The great difference between this government and previous Greek governments is twofold: We are determined to clash with mighty vested interests in order to reboot Greece and gain our partners’ trust. We are also determined not to be treated as a debt colony that should suffer what it must. The principle of the greatest austerity for the most depressed economy would be quaint if it did not cause so much unnecessary suffering.

I am often asked: What if the only way you can secure funding is to cross your red lines and accept measures that you consider to be part of the problem, rather than of its solution? Faithful to the principle that I have no right to bluff, my answer is: The lines that we have presented as red will not be crossed. Otherwise, they would not be truly red, but merely a bluff.

But what if this brings your people much pain? I am asked. Surely you must be bluffing.

The problem with this line of argument is that it presumes, along with game theory, that we live in a tyranny of consequences. That there are no circumstances when we must do what is right not as a strategy but simply because it is … right.

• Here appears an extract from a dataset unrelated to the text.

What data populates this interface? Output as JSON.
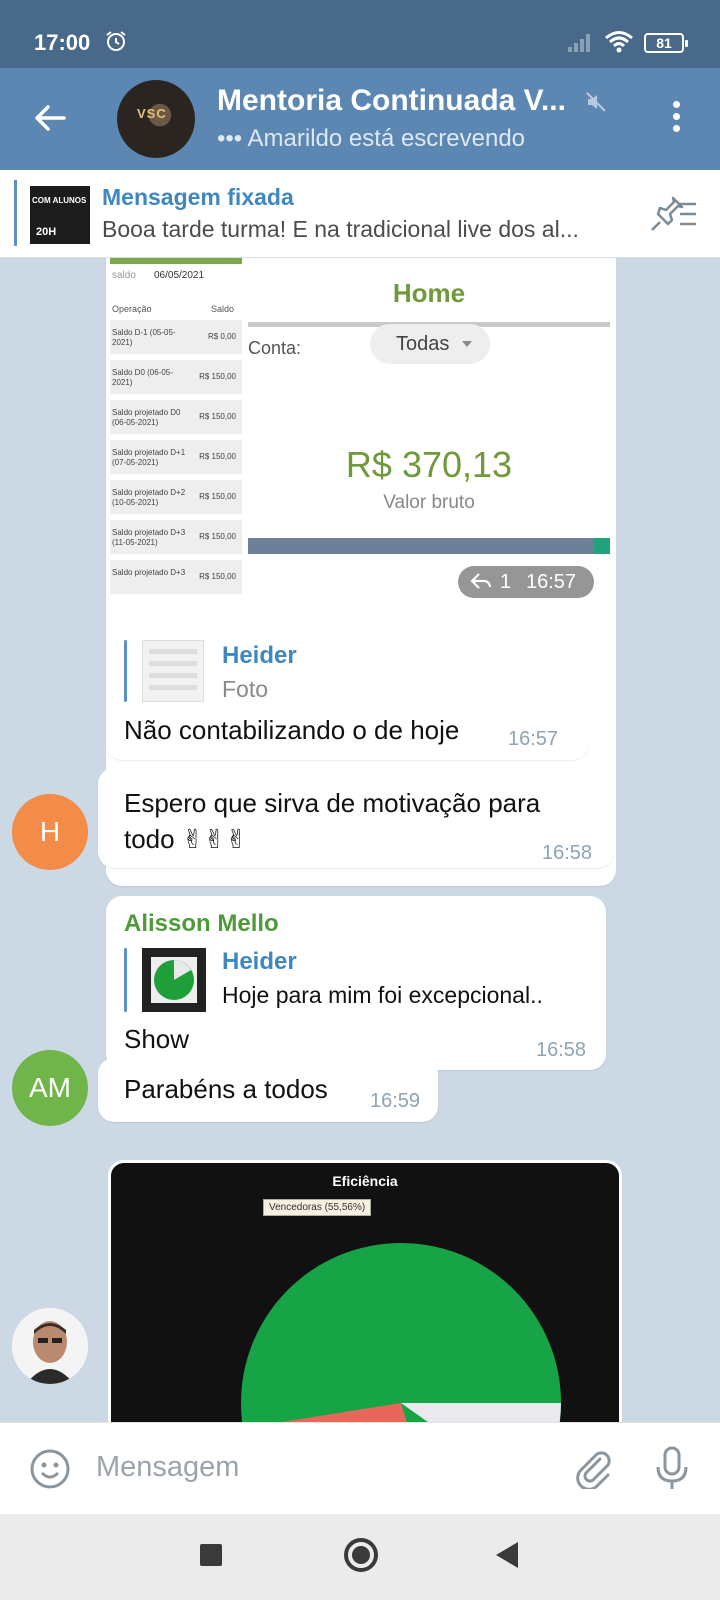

Against such cynicism the new Greek government will innovate. We shall desist, whatever the consequences, from deals that are wrong for Greece and wrong for Europe. The “extend and pretend” game that began after Greece’s public debt became unserviceable in 2010 will end. No more loans — not until we have a credible plan for growing the economy in order to repay those loans, help the middle class get back on its feet and address the hideous humanitarian crisis. No more “reform” programs that target poor pensioners and family-owned pharmacies while leaving large-scale corruption untouched.

Our government is not asking our partners for a way out of repaying our debts. We are asking for a few months of financial stability that will allow us to embark upon the task of reforms that the broad Greek population can own and support, so we can bring back growth and end our inability to pay our dues.

One may think that this retreat from game theory is motivated by some radical-left agenda. Not so. The major influence here is Immanuel Kant, the German philosopher who taught us that the rational and the free escape the empire of expediency by doing what is right.

How do we know that our modest policy agenda, which constitutes our red line, is right in Kant’s terms? We know by looking into the eyes of the hungry in the streets of our cities or contemplating our stressed middle class, or considering the interests of hard-working people in every European village and city within our monetary union. After all, Europe will only regain its soul when it regains the people’s trust by putting their interests center-stage.